BACKGROUND: Variants of the mutY homolog gene MutYH, a DNA repair gene, are associated with increased risk of colorectal cancer; however, it remains unclear whether these variants also are associated with the risk of other cancers. The authors studied the risk of breast cancer associated with MutYH variants in a unique ethnic group of Sephardi Jews in Israel with a high prevalence of MutYH mutations.
METHODS: The study participants were 930 Sephardi Jewish women of North African origin who were recruited into the population-based case-control Breast Cancer in Northern Israel Study (BCINIS) either as breast cancer cases or as healthy controls. All participants contributed a blood sample and completed an interview. Two MutYH variants, a glycine-to-aspartic acid substitution at codon 396 (G396D) and a tyrosine-to-cysteine substitution at codon 179 (Y179C), were studied.

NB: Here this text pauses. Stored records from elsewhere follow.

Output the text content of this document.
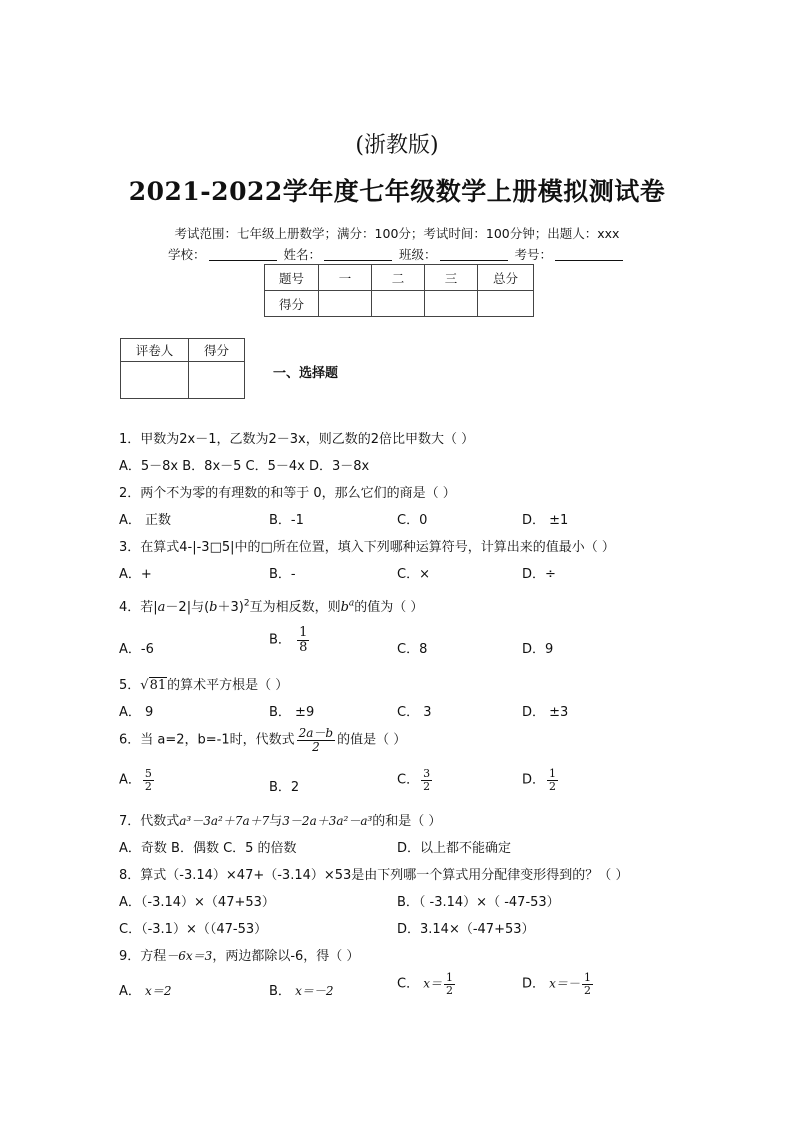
(浙教版)
2021-2022学年度七年级数学上册模拟测试卷
考试范围：七年级上册数学；满分：100分；考试时间：100分钟；出题人：xxx
学校：	姓名：	班级：	考号：
题号	一	二	三	总分
得分				
评卷人	得分

一、选择题
1．甲数为2x－1，乙数为2－3x，则乙数的2倍比甲数大（ ）
A．5－8x B．8x－5 C．5－4x D．3－8x
2．两个不为零的有理数的和等于 0，那么它们的商是（ ）
A． 正数	B．-1	C．0	D． ±1
3．在算式4-|-3□5|中的□所在位置，填入下列哪种运算符号，计算出来的值最小（ ）
A．+	B．-	C．×	D．÷
4．若|a－2|与$(b+3)^2$互为相反数，则$b^a$的值为（ ）
A．-6
B． $\frac{1}{8}$	C．8	D．9
5．√81的算术平方根是（ ）
A． 9	B． ±9	C． 3	D． ±3
6．当 a=2，b=-1时，代数式 $\frac{2a-b}{2}$ 的值是（ ）
A． $\frac{5}{2}$	B．2	C． $\frac{3}{2}$	D． $\frac{1}{2}$
7．代数式a³－3a²＋7a＋7与3－2a＋3a²－a³的和是（ ）
A．奇数 B．偶数 C．5 的倍数	D．以上都不能确定
8．算式（-3.14）×47+（-3.14）×53是由下列哪一个算式用分配律变形得到的？（ ）
A．（-3.14）×（47+53）	B．（ -3.14）×（ -47-53）
C．（-3.1）×（（47-53）	D．3.14×（-47+53）
9．方程－6x＝3，两边都除以-6，得（ ）
A． x＝2	B． x＝－2	C． $x= \frac{1}{2}$	D． $x=- \frac{1}{2}$
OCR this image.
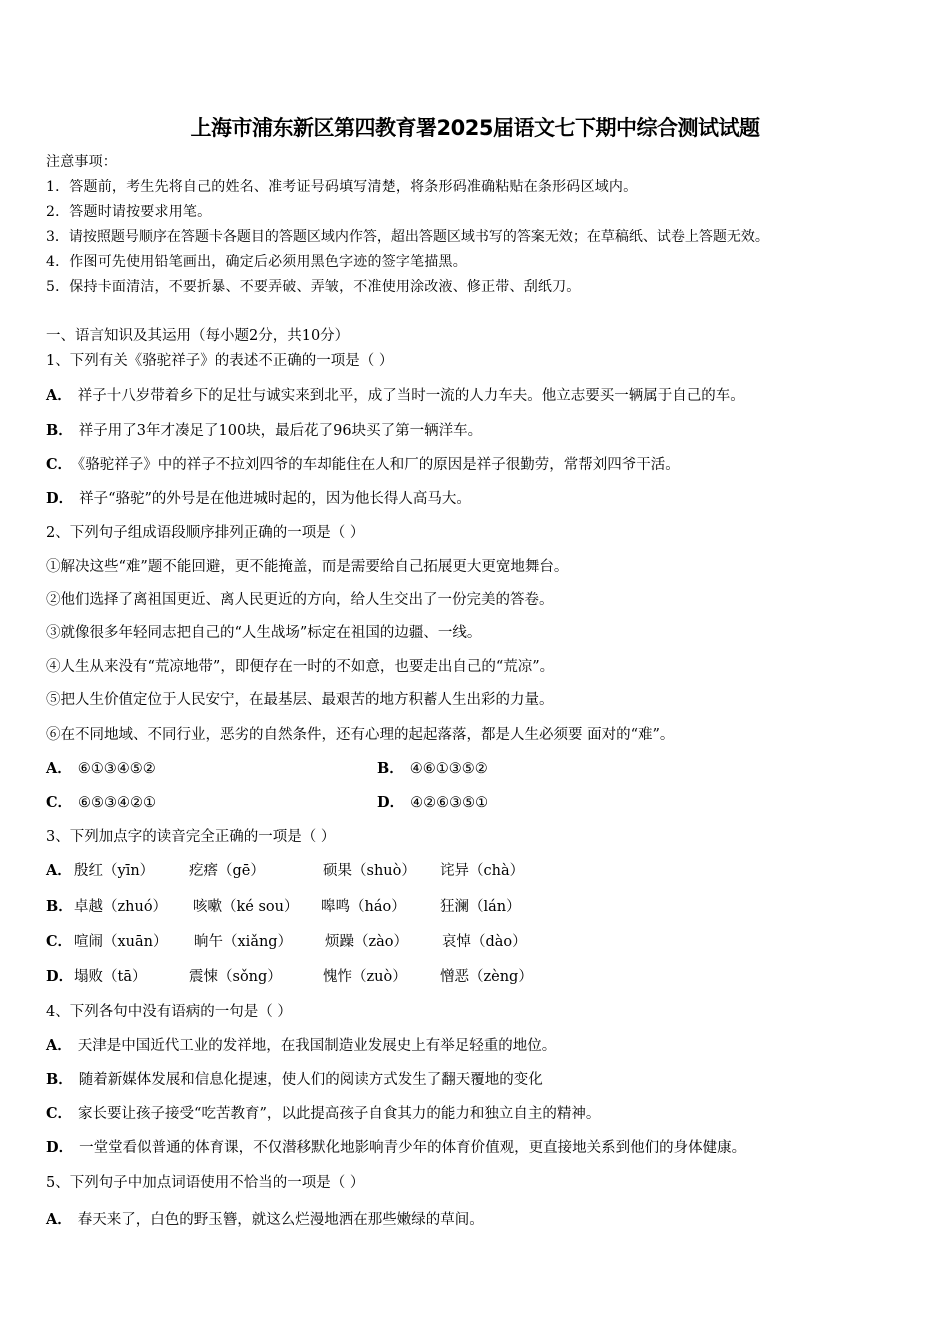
上海市浦东新区第四教育署2025届语文七下期中综合测试试题
注意事项：
1．答题前，考生先将自己的姓名、准考证号码填写清楚，将条形码准确粘贴在条形码区域内。
2．答题时请按要求用笔。
3．请按照题号顺序在答题卡各题目的答题区域内作答，超出答题区域书写的答案无效；在草稿纸、试卷上答题无效。
4．作图可先使用铅笔画出，确定后必须用黑色字迹的签字笔描黑。
5．保持卡面清洁，不要折暴、不要弄破、弄皱，不准使用涂改液、修正带、刮纸刀。
一、语言知识及其运用（每小题2分，共10分）
1、下列有关《骆驼祥子》的表述不正确的一项是（ ）
A． 祥子十八岁带着乡下的足壮与诚实来到北平，成了当时一流的人力车夫。他立志要买一辆属于自己的车。
B． 祥子用了3年才凑足了100块，最后花了96块买了第一辆洋车。
C． 《骆驼祥子》中的祥子不拉刘四爷的车却能住在人和厂的原因是祥子很勤劳，常帮刘四爷干活。
D． 祥子“骆驼”的外号是在他进城时起的，因为他长得人高马大。
2、下列句子组成语段顺序排列正确的一项是（ ）
①解决这些“难”题不能回避，更不能掩盖，而是需要给自己拓展更大更宽地舞台。
②他们选择了离祖国更近、离人民更近的方向，给人生交出了一份完美的答卷。
③就像很多年轻同志把自己的“人生战场”标定在祖国的边疆、一线。
④人生从来没有“荒凉地带”，即便存在一时的不如意，也要走出自己的“荒凉”。
⑤把人生价值定位于人民安宁，在最基层、最艰苦的地方积蓄人生出彩的力量。
⑥在不同地域、不同行业，恶劣的自然条件，还有心理的起起落落，都是人生必须要 面对的“难”。
A． ⑥①③④⑤②	B． ④⑥①③⑤②
C． ⑥⑤③④②①	D． ④②⑥③⑤①
3、下列加点字的读音完全正确的一项是（ ）
A． 殷红（yīn） 疙瘩（gē）	硕果（shuò） 诧异（chà）
B． 卓越（zhuó） 咳嗽（ké sou） 嗥鸣（háo） 狂澜（lán）
C． 喧闹（xuān） 晌午（xiǎng） 烦躁（zào） 哀悼（dào）
D． 塌败（tā）	震悚（sǒng）	愧怍（zuò） 憎恶（zèng）
4、下列各句中没有语病的一句是（ ）
A． 天津是中国近代工业的发祥地，在我国制造业发展史上有举足轻重的地位。
B． 随着新媒体发展和信息化提速，使人们的阅读方式发生了翻天覆地的变化
C． 家长要让孩子接受“吃苦教育”，以此提高孩子自食其力的能力和独立自主的精神。
D． 一堂堂看似普通的体育课，不仅潜移默化地影响青少年的体育价值观，更直接地关系到他们的身体健康。
5、下列句子中加点词语使用不恰当的一项是（ ）
A． 春天来了，白色的野玉簪，就这么烂漫地洒在那些嫩绿的草间。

RESULTS: In the Sephardi Jews, among the healthy controls, 20 women (3.7%) were homozygote or heterozygote carriers of the G396D variant, and 4 women (0.7%) were heterozygote carriers of the Y179C variant. Breast cancer cases had a 6.7% prevalence of G396D, yielding a significantly elevated risk estimate for breast cancer (odds ratio, 1.86; 95% confidence interval, 1.02-3.39; P = .039). The tumors detected in carriers with MutYH variants were similar in characteristics to those without MutYH variants, as was the age at diagnosis.
CONCLUSIONS: Carriers of variants in MutYH, although not very common, may have an increased risk of breast cancer in Jews of North African origin. Identification of such carriers and special surveillance protocols may be warranted.